1970’lerden sonra öne çıkan medya dindarlığı, insanların modern dünyada kişisel kimlik ve sosyal güvenlik duygusu arayışına karşılık gelmekteydi. Örneğin 1968 de gençlik, daha çok bir dini cemaat havasını simgeleyen Rock’n Roll müzik kültürünün havasını yaşıyordu. Başka bir ifade ile, Rock konseri bir cemaat (ayini) idi. Cemaatin içinde yaşanan hal, elektronik araçlarla desteklenen bir cemaatin/kitlenin kendisine rahatsızlık veren ve huzursuz eden ‘durum’lardan kurtulmak için sürekli bir duygusal zevk arayışını sembolize ediyordu. İnsanlar, bu dönemde resmi iletişim araçlarına kayıtsız kaldığı gibi, dini kurum ve mesajlara da kapısını ‘kapalı’ tutuyordu. Ayrıca 1960’ların sonlarına doğru, sınıflarda sosyolojiye giriş derslerinde organize din sorunu görmezden gelinerek, sosyal hayatta olan bitenlere tepki gösteriliyordu. Değişik bir ifade biçimi ile, din güncel hayatla ve konularla ilgili görülmüyordu. 1960’ların sonlarında gençlik içinde yaygınlaşan ‘duygusal yönelim ve arzu’, 1970’lerde yavanlaştı. İnsanlar, çözülme, sinisizm(synicism), ‘öteki’ ile asgari ilişki ve gündelik hayatta karşılaşılan güçlüklerle mücadele yöntemi hakkında konuşuyordu. 1980’lerden sonra sosyal nedenlere dayalı açıklamalar ve aktivizme bağlılık birden bire geriledi. İnsanlar, somut sorunları aşmak veya onlardan kurtulmak için daha kişisel/özel şeylere, dolayısıyla yeni dini deneyimlere yöneldi. Bütün dünyada gözlemlenen yeni dini hareketler, basit, kişisel/duygusal ihtiyacı karşılayacak bir inanç sistemi bulma arzusunun yansıması iken; yeni dini liderler de, gündelik hayatta gerçek bir farklılık yaratacak yeni bir hareket arayan sadık bağlıların oluşturduğu cemaat yapılarının önderleri oldular(Altheide ve Snow,1991;205).

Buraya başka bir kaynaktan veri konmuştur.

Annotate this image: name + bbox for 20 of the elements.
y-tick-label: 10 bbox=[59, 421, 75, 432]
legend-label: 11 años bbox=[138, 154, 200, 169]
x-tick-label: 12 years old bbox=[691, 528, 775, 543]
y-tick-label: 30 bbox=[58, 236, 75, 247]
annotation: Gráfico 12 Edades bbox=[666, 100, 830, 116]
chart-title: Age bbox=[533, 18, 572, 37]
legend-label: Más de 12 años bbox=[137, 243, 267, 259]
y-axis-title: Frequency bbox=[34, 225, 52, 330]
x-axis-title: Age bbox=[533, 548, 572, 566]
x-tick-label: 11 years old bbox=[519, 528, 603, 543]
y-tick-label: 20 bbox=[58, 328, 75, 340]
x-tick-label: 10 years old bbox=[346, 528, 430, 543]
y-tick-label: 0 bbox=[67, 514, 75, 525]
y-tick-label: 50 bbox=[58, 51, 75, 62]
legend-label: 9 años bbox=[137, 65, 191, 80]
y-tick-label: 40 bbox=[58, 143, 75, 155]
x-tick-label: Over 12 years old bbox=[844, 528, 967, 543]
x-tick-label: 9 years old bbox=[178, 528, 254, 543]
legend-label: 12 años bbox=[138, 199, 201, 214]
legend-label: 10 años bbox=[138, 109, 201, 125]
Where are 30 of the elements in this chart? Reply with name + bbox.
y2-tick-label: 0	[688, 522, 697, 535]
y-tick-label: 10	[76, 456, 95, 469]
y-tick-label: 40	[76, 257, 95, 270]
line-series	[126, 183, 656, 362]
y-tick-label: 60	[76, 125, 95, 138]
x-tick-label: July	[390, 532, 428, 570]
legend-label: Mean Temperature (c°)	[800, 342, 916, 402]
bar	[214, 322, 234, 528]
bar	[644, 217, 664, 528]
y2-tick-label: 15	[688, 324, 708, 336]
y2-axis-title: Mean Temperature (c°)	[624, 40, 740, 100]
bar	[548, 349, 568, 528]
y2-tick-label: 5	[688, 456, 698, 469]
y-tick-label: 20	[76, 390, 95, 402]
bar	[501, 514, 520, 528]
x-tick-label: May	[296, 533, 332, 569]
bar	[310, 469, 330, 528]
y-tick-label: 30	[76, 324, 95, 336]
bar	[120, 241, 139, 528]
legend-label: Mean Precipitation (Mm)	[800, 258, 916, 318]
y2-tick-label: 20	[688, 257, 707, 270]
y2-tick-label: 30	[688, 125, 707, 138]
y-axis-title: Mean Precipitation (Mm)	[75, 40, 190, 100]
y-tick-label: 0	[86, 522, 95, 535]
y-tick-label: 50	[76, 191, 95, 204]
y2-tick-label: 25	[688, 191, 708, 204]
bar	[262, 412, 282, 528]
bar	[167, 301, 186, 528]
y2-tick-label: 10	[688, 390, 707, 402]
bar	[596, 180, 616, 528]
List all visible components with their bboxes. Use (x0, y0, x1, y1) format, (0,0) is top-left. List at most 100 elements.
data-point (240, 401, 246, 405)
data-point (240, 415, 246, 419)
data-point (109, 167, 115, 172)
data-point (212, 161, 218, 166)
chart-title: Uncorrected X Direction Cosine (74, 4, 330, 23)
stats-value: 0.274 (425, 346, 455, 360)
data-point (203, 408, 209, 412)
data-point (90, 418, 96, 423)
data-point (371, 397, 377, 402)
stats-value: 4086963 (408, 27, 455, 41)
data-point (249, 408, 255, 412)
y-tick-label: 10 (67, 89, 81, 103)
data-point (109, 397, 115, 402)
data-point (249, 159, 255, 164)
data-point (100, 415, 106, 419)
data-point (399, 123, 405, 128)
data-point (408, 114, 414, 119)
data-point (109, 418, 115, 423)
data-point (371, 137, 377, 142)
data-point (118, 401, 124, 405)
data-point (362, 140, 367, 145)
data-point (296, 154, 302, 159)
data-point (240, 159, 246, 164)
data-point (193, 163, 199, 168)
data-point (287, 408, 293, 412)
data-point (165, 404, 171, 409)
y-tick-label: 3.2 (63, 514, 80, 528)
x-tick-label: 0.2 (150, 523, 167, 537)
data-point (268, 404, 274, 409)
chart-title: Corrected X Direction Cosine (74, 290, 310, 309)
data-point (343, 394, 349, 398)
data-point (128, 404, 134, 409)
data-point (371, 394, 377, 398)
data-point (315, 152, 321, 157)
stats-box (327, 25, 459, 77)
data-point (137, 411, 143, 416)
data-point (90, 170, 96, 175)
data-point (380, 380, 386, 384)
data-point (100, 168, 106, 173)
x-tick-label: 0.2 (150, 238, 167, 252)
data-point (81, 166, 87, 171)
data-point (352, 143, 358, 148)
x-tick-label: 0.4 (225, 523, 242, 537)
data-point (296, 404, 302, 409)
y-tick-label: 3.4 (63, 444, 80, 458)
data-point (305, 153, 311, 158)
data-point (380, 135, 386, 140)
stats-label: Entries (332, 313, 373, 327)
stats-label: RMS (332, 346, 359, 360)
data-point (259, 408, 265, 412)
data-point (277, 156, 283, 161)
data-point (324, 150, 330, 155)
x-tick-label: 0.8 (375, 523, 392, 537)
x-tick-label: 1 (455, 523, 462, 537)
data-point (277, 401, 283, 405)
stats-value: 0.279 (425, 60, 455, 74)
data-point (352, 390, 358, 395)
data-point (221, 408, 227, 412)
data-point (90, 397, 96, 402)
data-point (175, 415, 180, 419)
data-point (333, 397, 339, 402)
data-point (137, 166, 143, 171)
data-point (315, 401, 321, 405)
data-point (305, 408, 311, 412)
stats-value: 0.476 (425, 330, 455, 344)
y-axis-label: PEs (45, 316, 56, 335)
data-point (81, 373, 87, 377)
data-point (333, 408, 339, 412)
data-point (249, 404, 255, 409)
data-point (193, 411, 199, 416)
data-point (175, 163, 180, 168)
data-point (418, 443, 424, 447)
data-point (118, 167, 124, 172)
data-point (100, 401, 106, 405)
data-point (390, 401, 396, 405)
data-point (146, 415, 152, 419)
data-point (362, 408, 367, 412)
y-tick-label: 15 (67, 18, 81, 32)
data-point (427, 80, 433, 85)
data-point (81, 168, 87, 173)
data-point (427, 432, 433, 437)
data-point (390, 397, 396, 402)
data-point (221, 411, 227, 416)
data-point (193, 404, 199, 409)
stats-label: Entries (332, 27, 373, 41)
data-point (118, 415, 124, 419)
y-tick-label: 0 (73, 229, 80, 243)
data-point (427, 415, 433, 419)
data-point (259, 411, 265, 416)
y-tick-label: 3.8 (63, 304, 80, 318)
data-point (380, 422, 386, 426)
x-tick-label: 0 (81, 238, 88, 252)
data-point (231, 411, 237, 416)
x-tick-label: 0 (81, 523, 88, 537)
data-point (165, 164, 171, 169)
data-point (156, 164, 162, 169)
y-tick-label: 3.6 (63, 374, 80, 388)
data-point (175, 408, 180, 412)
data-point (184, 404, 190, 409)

1980 sonrası ortaya çıkan her yeni cemaat yapısı oluşumunu, büyük ölçüde kitle iletişim araçlarına borçlu olduğu için, Gözyaşı FM’in dinleyicilerini de yeni bir dini cemaat olarak kabul edebiliriz. Nitekim Tablo 21’in verilerden, dinleyicilerin Gözyaşı FM’in sunduğu mesajları, kişisel, duygusal ihtiyaçlarını karşıladıkları bir ‘inanç sistemi’ gibi algıladıkları ve kendilerini büyük ölçüde radyonun bir üyesi olarak gördükleri anlaşılmaktadır. Çünkü karşılıklı etkileşim içinde, Gözyaşı FM’in yayınları ile dinleyicilerin inanç, değer ve davranışlarının büyük ölçüde denklik/paralellik arz etmesi, radyo ile dinleyicilerin homojen bir grup özelliği taşıdıklarının göstergesi olmaktadır.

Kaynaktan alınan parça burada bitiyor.